III. General Personal Jurisdiction over RPI
The Porters do not claim RPI has any contacts with California. The Porters contend RPI is subject to general personal jurisdiction in California based on their claim that RPI and HEI are alter egos and RPI "exists only for the benefit of [HEI]."
In support of their alter ego argument, the Porters rely on a press release dated August 11, 1998 announcing HEIs intent to purchase the stock and assume the debt of a company named Rio Hotel and Casino, Inc. HEIs form 10-Q for the quarterly period ended September 30, 1998 described HEIs acquisition of Rio Hotel and Casino, Inc., as follows: "In third quarter Harrahs announced the signing of a definitive merger agreement with Rio Hotel and Casino, Inc. ("Rio"), under which Harrahs will acquire Rio for stock and the assumption of Rios outstanding debt. Rio stockholders will receive one share of Harrahs stock for each share of Rio stock owned. The combined value of the stock to be issued and the debt to be assumed by Harrahs is estimated to be approximately $880 million." The Porters also rely on an HEI Web site directory and HEI statistical data including the Rio Hotel as a "Harrahs Casino."

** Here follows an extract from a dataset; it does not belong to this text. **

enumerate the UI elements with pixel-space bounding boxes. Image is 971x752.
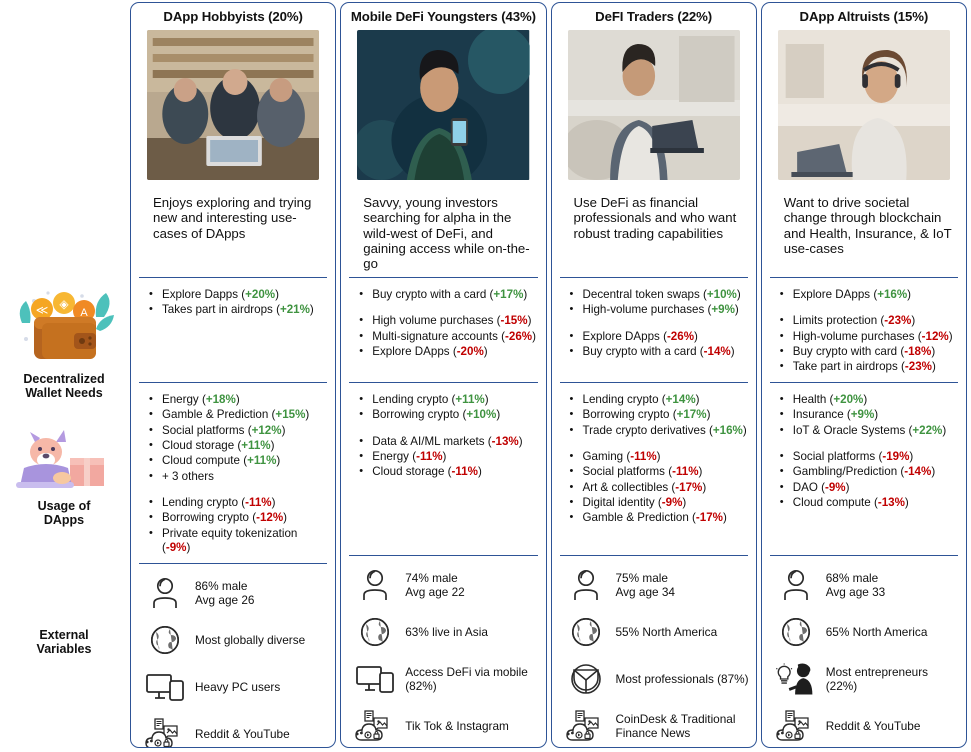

This evidence failed to meet the Porters burden of proving minimum contacts for two reasons. First, the evidence did not reveal the relationship between RPI and Rio Hotel and Casino, Inc., or between RPI and HEI. The evidence showed HEI purchased the stock of Rio Hotel and Casino, Inc., which is not a party to this lawsuit. The Porters have treated Rio Hotel and Casino, Inc., and RPI as one and the same but submitted no evidence regarding the relationship between the two companies. With respect to the relationship between RPI and HEI, the most we can discern from the record is that HEI is RPIs "ultimate parent."
Second, assuming, as the Porters do, RPI and Rio Hotel and Casino, Inc., are the same corporation, the evidence fails to establish RPI and HEI are alter egos. At most, the evidence shows RPI is a wholly owned subsidiary of HEI. But "[o]wnership of all the stock of the subsidiary and the existence of common directors do not by themselves fuse the parent and subsidiary for purposes of jurisdiction." (Mathes v. National Utility Helicopters Ltd., supra, 68 Cal.App.3d at p. 190; see also Rollins Burdick Hunter of So. Cal., Inc. v. Alexander & Alexander Services, Inc. (1988) 206 Cal.App.3d 1, 9.) The evidence supported the conclusion RPI and HEI are separate entities. RPI and HEI have different officers; they have different corporate addresses; and they have separate employees. RPI therefore is not subject to general personal jurisdiction in California.
Disposition and Order
The petition for writ of mandate is denied as to HEI and granted as to HOC and RPI. Let a writ of mandate issue directing the superior court to vacate its order denying the motion to quash service of summons as to HOC and RPI and to enter an order granting the motion as to them.
The Porters are to recover their costs incurred in this proceeding against HEI. HOC and RPI are to recover their costs incurred in this proceeding. HEI is to bear its own costs.
WE CONCUR SILLS, P. J. and RYLAARSDAM, J.